Questo Natale più di altre volte ho sentito il bisogno di ritornare al mare, nei suoi abissi più profondi. Scrivo mentre il treno sta per varcare i confini della Liguria:qui nell’area protetta delle Cinque Terre ci si può tuffare fluttuando verso l’Altissimo, realizzando una delle immersioni più suggestive al mondo. Il Cristo degli abissi di San Fruttuoso di Camogli sembra sia lì ad attenderti con le braccia aperte e la luce che lo svela pian piano trafiggendo le grigie acque invernali.
Quello al mare è sempre un ritorno, anche se non lo abbiamo mai visto o paradossalmente non ci siamo mai stati, perché noi stessi siamo fatti di mare, il sangue che ci scorre nelle vene ha la stessa composizione chimica delle acque del Pleistocene tranne un diverso grado di salinità. I primi nove mesi di vita li passiamo nell’acqua, il liquido amniotico dei mammiferi è simile al mare, entrambi i fluidi contengono gli stessi sali, quasi nelle medesime proporzioni. Pensieri che corrono veloci a qualche chilometro dalla stazione di Camogli, ispirati anche dal bel libro (“La vita segreta delle balene”) del cetologo Roger Payne che ha passato la vita a studiare i più grandi mammiferi esistenti, lui scrive che “il liquido amniotico è un’imitazione di quello che nutriva i nostri lontani antenati e che le madri lo riproducono nel loro corpo per ricreare le migliori condizioni per far crescere gli embrioni”.
In sostanza è l’antico mare che fuoriesce quando una partoriente perde le acque poco prima della nascita del bambino. Venendo al mondo noi umani ripetiamo la transizione della vita dall’acqua alla terraferma passando dal “mare” del liquido amniotico materno all’ambiente asciutto della nostra esistenza terrestre. Ecco che il ritorno al mare, scendere nelle sue profondità proprio il giorno della Natività diviene un viaggio alla scoperta della nostra identità più remota e profonda ed è un po’ come una rinascita, un nuovo battesimo, nel quale l’acqua gioca il ruolo più importante.
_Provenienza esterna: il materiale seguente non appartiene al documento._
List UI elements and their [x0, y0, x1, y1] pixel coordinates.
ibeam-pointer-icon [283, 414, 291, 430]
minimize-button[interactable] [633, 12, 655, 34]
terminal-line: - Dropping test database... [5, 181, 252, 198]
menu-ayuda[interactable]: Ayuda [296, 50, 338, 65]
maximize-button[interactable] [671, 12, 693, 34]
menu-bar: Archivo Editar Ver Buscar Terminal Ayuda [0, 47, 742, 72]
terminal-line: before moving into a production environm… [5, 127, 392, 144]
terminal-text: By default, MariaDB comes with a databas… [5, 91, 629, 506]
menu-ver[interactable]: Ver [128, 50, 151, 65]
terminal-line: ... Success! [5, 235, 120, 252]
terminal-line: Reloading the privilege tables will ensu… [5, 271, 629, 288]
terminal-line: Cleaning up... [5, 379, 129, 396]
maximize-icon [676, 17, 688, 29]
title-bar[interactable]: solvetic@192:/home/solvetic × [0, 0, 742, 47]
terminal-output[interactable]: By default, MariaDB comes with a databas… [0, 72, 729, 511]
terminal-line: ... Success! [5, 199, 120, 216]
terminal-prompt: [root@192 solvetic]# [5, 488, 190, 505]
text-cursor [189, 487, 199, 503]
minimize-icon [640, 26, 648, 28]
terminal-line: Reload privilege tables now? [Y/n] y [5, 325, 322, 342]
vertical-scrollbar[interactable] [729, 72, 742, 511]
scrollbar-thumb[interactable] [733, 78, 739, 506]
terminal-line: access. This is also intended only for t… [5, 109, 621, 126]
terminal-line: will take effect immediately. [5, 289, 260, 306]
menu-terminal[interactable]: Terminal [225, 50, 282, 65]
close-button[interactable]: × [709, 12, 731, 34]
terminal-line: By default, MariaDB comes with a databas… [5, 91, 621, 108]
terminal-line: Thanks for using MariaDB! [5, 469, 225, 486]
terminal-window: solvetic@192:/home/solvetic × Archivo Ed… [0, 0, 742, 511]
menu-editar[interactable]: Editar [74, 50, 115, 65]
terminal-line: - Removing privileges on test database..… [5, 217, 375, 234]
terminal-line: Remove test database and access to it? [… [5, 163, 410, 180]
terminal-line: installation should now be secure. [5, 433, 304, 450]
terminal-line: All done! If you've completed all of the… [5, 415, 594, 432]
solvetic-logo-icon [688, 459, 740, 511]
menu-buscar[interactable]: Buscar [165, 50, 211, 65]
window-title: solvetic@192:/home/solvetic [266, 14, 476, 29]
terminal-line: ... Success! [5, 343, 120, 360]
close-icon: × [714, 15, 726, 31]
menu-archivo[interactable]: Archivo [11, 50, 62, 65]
Non c’è tempo da perdere, in men che non si dica sono già sul molo di Camogli, visto da qui pare davvero un presepe marinaro, un salto sul gommone del diving e tra qualche miglio saremo proprio di fronte a San Fruttuoso tra Camogli e Portofino. L’idea di immergere in quel punto inaccessibile da terra una statua del Cristo venne a Duilio Marcante, uno dei padri della subacquea, che volle realizzare quell’impresa dedicandola ad un suo amico scomparso in mare. La cerimonia di immersione avvenne il 29 agosto 1954, ma tutta l’iniziativa fu davvero un’avventura, per recuperare il bronzo per realizzare la statua vennero fuse medaglie, cannoni, pezzi di navi e persino di sommergibili della marina americana. Lo scultore Guido Galletti riuscì a realizzare un’opera imponente alta 2,50 metri e del peso di 260 kg, che poggia a 17 metri di profondità su un basamento di cemento a forma di piramide tronca di 90 tonnellate.
Una volta in acqua, appena il Cristo si disvela, è sempre come ammirarlo per la prima volta, per me scendere nel blu è, soprattutto, la ricerca di una intima spiritualità che solo il silenzio del mare riesce a regalarmi. Riaffiorano le stesse sensazioni che si prova visitando tutti questi santuari del mare. San Fruttuoso è stato il primo, ma tanti altri ce ne sono in Italia, anche nella mia Puglia a partire dalla statua di Padre Pio alle isole Tremiti posata il 3 ottobre del 1998 sui fondali di Capraia, oppure il bel presepe nelle acque di San Cataldo in provincia di Lecce o la Madonna di Cala Incina a Sud di Polignano.
Durante la cerimonia le preghiere si fanno bolle, improvvisi sbuffi d’aria, appannano la maschera, ma questa lenta processione subacquea scandita dal fluttuare delle pinne riesce a donare una serenità interiore senza pari, anche qui si ripete il miracolo della Natività come adesso, di fronte al Cristo di San Fruttuoso immersi nel blu con le braccia al cielo.